Un progetto giapponese punta a rendere possibile qualcosa che fino a pochi anni fa sembrava fantascienza: produrre carne a casa, senza allevare o macellare animali. È l’obiettivo del Shojinmeat Project, un’iniziativa di biohacking che sfocia nel cosiddetto “citizen science” nata nel 2014 e diretta dall’ex ingegnere chimico Yuki Hanu. L’idea è semplice ma rivoluzionaria: far crescere carne coltivata a partire da poche cellule animali, in un bioreattore domestico, replicando i processi di laboratorio ma con strumentazioni accessibili a chiunque.
Shojinmeat non è un’azienda commerciale in senso classico, ma si tratta di un progetto no-profit che vuole mettere nelle mani di ristoratori, appassionati o semplici curiosi le istruzioni per creare carne “su misura” direttamente sul posto, ovvero nella cucina, nel laboratorio casalingo, non in strutture industriali. Non si parla ancora di bistecche intere o costolette di maiale pronte da cucinare, ma il progetto è già riuscito a stabilire protocolli di coltura cellulare senza materiali e attrezzature di alto livello specializzato.
Gli strumenti suggeriti sono tutti reperibili online o nei negozi, come una sorta di kit “fai da te” per carne coltivata. Una ramificazione del progetto, chiamata IntegriCulture, propone invece bioreattori già pronti, per uso domestico o per ristoranti. Non è la versione più artigianale, ma costa molto meno rispetto ai bioreattori di laboratorio. Il sistema permette di coltivare diverse cellule, provenienti da animali o pesci, offrendo un ventaglio più ampio di tipi di carne.
Il progetto è nato da un incontro informale tra studenti e laureati in uno spazio di coworking a Tokyo. Inizialmente l’idea era quella di coltivare carne in laboratorio, ma presto si è deciso di spostare l’attenzione sulla possibilità di farlo a casa, utilizzando materiali di uso quotidiano e tecniche semplici. Un progetto che quindi punta a coinvolgere la comunità e a demistificare la scienza dietro la carne coltivata.
Chi vuole provare a coltivare carne di pollo in casa può seguire alcuni passaggi piuttosto semplici anche se insoliti. Anzitutto bisogna procurarsi una cellula animale e Shojinmeat suggerisce di partire da un uovo di pollo da fecondare. Poi le cellule vanno coltivate a temperatura corporea, circa 37 gradi, e a un pH leggermente alcalino intorno a 7,4 e per far sì che crescano correttamente serve un supporto su cui possano aderire, chiamato scaffold, che può essere una piastra rivestita di collagene. Le cellule devono poi essere nutrite con un mezzo di coltura che contiene zuccheri, amminoacidi, vitamine e minerali e a questo proposito il progetto propone anche soluzioni creative come l’uso di bevande sportive per integrare il nutrimento.
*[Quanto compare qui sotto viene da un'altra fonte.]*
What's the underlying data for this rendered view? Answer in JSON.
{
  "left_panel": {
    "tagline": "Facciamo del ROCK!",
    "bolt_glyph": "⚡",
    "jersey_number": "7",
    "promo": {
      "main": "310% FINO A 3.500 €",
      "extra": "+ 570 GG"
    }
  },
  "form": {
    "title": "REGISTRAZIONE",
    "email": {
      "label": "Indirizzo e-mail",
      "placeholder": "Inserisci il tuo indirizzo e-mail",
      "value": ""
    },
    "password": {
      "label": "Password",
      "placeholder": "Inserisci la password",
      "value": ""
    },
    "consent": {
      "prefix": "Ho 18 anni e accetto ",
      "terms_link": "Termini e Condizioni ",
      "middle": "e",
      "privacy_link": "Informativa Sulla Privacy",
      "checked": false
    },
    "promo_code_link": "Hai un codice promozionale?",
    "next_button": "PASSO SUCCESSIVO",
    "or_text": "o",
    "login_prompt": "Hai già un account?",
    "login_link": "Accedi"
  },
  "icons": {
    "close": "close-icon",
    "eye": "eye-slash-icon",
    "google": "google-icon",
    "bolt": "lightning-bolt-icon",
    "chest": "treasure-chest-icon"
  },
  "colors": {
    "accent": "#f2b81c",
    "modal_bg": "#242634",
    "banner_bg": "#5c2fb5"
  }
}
Infine, è fondamentale mantenere condizioni igieniche rigorose per evitare contaminazioni da batteri o muffe e tra gli accorgimenti indicati c’è anche l’uso dell’albume d’uovo che contiene enzimi naturali antibatterici come la lisozima. Il progetto mette a disposizione una lista completa degli strumenti necessari molti dei quali sono comuni o facilmente reperibili e il costo stimato per assemblare un kit fai-da-te si aggira intorno ai 400 euro.
Finora, la produzione domestica tramite il metodo Shojinmeat ha consentito di ottenere quantità molto piccole quantificabili in circa un grammo di tessuto animale coltivato. Non sufficiente per una ricetta tradizionale, ma il primo passo concreto verso il “grow-your-own meat”. La qualità del prodotto è anch’essa limitata, infatti non ancora raggiunte texture complesse né la realizzazione di tessuti muscolari completi con marmorizzazione del grasso o strutture tridimensionali. Il risultato, oggi, assomiglia più a una massa cellulare o a prodotti tipo salsiccia piuttosto che a tagli veri e propri.